Simon Stevin

Simon Stevin's Inventions

Simon Stevin invented “Land Sailing”

Simon Stevin was a famous Dutch mathematician, physicist, and engineer of the 16th century. He had a profound impact on mathematics, science, and engineering as we know it today and has made a great many contributions in various fields. Stevin was an illegitimate child born in 1548 in Bruges. Very little is known about his personal life, particularly his childhood. Even the exact dates of his birth and death are uncertain.

Stevin’s first professional pursuits were as a bookkeeper in Antwerp where he used the double entry method of record keeping based on the technique developed by an Italian mathematician named Pacioli a century before. Between 1571 and 1577 he traveled to many countries including Poland, Prussia, and Norway. Stevin moved to Leiden in northern Netherlands at the age of 35 and attended university there. At university, he met Prince Maurice of Nassau, who was the son of William of Orange. Maurice was impressed by Stevin’s intelligence and asked Stevin to become his official tutor. Thus the two became close friends. When William of Orange was assassinated, Prince Maurice was appointed the head of the army and Stevin became his strategic advisor. He was also managing the Prince’s estates and finances and introduced the double-entry method of accounting there as well.
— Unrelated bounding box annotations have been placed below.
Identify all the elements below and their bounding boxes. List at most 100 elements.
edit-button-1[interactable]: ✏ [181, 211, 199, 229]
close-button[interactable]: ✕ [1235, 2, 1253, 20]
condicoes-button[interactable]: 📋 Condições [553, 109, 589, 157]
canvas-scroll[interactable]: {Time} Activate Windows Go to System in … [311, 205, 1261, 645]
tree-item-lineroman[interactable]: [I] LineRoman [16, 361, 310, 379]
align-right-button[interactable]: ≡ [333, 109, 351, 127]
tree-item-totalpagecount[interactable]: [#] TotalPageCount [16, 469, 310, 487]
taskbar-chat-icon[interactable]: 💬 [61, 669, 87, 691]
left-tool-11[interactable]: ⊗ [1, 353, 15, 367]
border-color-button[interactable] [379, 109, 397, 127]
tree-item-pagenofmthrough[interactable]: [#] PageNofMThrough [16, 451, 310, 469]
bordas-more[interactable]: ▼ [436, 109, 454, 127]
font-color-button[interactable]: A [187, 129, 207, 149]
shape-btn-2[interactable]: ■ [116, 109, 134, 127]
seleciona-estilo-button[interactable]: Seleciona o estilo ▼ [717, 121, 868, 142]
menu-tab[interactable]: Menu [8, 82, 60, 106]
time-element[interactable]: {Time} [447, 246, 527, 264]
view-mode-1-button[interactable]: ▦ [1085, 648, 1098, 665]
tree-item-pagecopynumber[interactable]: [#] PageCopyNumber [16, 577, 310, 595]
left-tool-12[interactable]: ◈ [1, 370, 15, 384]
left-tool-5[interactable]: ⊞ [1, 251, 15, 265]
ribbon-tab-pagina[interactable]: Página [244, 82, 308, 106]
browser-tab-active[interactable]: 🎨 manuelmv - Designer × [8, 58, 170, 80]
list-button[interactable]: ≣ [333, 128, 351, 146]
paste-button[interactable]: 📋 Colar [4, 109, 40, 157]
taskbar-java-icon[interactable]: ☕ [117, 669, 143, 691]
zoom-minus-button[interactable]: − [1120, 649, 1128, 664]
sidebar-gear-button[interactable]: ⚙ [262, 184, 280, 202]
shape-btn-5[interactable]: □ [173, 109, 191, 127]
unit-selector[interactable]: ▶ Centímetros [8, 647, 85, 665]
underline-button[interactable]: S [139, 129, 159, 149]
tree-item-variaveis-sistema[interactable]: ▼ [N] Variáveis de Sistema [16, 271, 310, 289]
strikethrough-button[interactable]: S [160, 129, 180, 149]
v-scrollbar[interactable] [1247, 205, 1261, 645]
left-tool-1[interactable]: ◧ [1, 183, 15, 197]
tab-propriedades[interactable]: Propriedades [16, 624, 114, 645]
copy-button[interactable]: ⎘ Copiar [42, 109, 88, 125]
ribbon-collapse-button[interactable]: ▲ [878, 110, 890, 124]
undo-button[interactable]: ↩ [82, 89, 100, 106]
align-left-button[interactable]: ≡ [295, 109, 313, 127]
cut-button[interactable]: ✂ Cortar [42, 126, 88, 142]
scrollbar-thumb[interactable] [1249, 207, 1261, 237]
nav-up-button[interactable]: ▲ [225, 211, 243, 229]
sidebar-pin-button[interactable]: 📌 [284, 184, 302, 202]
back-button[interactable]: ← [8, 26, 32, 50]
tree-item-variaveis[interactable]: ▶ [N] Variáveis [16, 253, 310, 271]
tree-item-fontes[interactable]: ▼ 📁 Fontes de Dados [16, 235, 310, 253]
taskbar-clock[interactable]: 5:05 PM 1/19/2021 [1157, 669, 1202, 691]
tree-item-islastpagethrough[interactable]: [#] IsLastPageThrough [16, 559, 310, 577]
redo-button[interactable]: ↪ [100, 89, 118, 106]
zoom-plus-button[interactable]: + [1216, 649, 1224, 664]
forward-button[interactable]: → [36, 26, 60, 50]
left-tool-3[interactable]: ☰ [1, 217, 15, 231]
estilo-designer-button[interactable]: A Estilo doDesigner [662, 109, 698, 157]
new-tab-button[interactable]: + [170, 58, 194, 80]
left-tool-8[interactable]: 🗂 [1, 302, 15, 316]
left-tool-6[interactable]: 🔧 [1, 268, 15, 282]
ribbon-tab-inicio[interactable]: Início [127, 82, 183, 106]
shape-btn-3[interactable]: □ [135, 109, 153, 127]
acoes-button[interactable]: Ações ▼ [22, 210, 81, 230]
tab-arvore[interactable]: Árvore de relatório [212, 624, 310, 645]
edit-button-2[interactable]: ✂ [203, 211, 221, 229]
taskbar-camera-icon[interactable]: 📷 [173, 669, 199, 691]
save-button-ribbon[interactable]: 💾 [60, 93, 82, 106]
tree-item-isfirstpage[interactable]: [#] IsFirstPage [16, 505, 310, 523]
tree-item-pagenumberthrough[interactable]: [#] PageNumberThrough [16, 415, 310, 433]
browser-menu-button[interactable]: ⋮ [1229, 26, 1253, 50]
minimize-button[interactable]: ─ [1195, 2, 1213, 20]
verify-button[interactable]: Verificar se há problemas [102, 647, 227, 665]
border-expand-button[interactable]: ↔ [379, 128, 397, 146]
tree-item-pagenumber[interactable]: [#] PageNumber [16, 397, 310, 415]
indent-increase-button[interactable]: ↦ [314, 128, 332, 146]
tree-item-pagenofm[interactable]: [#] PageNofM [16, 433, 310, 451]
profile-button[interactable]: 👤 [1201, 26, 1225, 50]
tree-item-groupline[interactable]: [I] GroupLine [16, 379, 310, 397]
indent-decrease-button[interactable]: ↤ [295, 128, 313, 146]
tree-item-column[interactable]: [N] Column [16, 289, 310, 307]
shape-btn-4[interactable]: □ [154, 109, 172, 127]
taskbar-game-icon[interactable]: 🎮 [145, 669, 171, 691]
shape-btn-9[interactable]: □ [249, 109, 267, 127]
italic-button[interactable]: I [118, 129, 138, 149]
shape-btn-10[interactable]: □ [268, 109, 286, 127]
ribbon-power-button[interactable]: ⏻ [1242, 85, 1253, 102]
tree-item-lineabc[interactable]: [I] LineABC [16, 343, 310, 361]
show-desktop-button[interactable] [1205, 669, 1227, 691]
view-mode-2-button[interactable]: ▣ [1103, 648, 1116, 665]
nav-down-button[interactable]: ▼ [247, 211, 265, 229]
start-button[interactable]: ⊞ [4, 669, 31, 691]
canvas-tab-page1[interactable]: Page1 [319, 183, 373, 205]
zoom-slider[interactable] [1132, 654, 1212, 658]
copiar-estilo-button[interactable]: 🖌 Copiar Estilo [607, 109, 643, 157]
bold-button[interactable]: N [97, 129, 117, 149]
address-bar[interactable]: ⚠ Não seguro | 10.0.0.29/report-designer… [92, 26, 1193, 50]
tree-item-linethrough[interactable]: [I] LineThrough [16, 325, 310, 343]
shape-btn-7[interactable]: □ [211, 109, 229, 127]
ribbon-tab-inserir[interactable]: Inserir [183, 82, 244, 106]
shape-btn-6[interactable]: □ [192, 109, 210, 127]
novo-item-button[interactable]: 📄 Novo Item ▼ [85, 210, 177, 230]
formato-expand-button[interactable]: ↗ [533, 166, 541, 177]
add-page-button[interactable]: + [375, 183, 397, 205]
Simon Stevin has distinguished himself in several areas. He invented a carriage that had sails attached to it and would be driven by the force of the wind. Stevin and Prince Maurice, along with a party of 26 people used this carriage on the beach and it is said that the carriage was moving even faster than a normal horse bound carriage would. He invented a system of drainage which prevented flooding and improved the efficiency of windmills. He proposed several important mathematical and scientific theorems and was the author of 11 books. He favored the Dutch language above Latin and chose to write all his books in Dutch for the benefit of the common man such as merchants and traders. He believed Dutch was a superior language to communicate in and coined several Dutch terms in the field of science and mathematics (including the word for mathematics itself) that were not of Latin origin. Later, he even established a university at Leiden on the orders of Prince Maurice where instructions were given in Dutch rather than Latin.

He was the first to disprove Galileo’s theory that objects of different masses will fall at different speeds by conducting his own experiments. He proposed the Hydrostatic Paradox which says that pressure is independent of volume and area, but is solely determined by the height of the vessel. He proposed the connection between lunar cycle and ocean tides. In one of his books titled “Arithmetic”, he introduced the concept of the quadratic equations to the Western world for the first time, a century after it had first been formulated in India. He also popularized the use of the decimal system and advocated its adoption in everyday life such as currency coins, measures and weights. He even played an important role in the development of real numbers. He wrote books on other subjects as well, including mechanics, optics, geography and astronomy. He even wrote a book called “Theory of the art of Singing” and was the first to devise the concept of dividing the octave into 12 intervals.

Simon Stevin married very late in life, close to the age of 60, and fathered two children. He achieved wealth, status, and fame and his works have been translated into many languages. His works were always balanced between theoretical and practical knowledge. Stevin died in 1620 at the age of 72.